Regenerative and Positive Impact Architecture by Shady Attia Pdf
This book is a guide to energy efficiency and environmental impact assessment in high-performance buildings projects. It compares four state-of-the-art buildings to examine the steps needed for a transition from negative impact reduction architecture to positive impact regenerative architecture, utilizing life cycle analysis. The book provides a solid grounding in the areas of energy-efficient building and building materials life-cycle assessment, discussing carbon efficiency within a wider context that includes its technical, socio-cultural and environmental dimensions and covers the key areas for green buildings performance (operational and embodied energy). The analysis and comparison of four case studies of state-of-art modern building projects in Europe and North America serve as inspiring examples for architects and building professionals in the fields of high performance buildings, ecological materials and carbon efficiency.
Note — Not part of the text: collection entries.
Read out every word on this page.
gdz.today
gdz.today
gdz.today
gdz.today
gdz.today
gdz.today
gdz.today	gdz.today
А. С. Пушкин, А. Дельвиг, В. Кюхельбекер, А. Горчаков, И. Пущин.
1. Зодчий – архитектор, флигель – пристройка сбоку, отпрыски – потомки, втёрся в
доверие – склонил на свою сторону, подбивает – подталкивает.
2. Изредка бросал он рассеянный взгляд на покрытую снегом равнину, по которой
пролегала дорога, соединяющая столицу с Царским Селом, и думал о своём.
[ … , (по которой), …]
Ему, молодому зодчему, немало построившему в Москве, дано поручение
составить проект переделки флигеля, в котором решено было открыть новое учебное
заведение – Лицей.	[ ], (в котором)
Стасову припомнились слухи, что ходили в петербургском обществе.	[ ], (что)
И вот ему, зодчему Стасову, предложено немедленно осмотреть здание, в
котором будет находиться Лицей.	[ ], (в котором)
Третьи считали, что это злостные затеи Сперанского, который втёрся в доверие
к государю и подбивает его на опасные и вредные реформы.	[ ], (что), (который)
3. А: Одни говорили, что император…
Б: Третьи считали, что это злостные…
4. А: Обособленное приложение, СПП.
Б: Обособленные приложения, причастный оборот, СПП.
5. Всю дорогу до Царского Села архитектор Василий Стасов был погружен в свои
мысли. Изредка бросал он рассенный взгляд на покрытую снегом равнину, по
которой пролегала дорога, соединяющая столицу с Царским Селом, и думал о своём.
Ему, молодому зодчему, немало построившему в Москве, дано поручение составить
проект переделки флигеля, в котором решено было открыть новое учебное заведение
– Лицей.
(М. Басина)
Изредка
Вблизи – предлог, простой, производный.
The Environments of Architecture by Randall Thomas,Trevor Garnham Pdf
This well-illustrated 'think piece' provides a much needed and topical philosophical introduction to the place of environmental design in architecture. The Environments of Architecture sets out a range of considerations necessary to produce appropriate internal environments in the context of a wider discussion on the effect of building decisions on the broader environment. The authors, from architecture and engineering, academia and practice, provide a rounded and well-balanced introduction to this important topic. Starting from a belief that the built environment can contribute more positively to the planet and the pleasure of places as well as answering the practical demands of comfort, they cover site planning, form, materials, construction and operation as well as looking at design on a city level. Presenting a thoughtful and stimulating approach to the built environment, this book forms an excellent guide for practitioners, students and academics concerned with our built environment.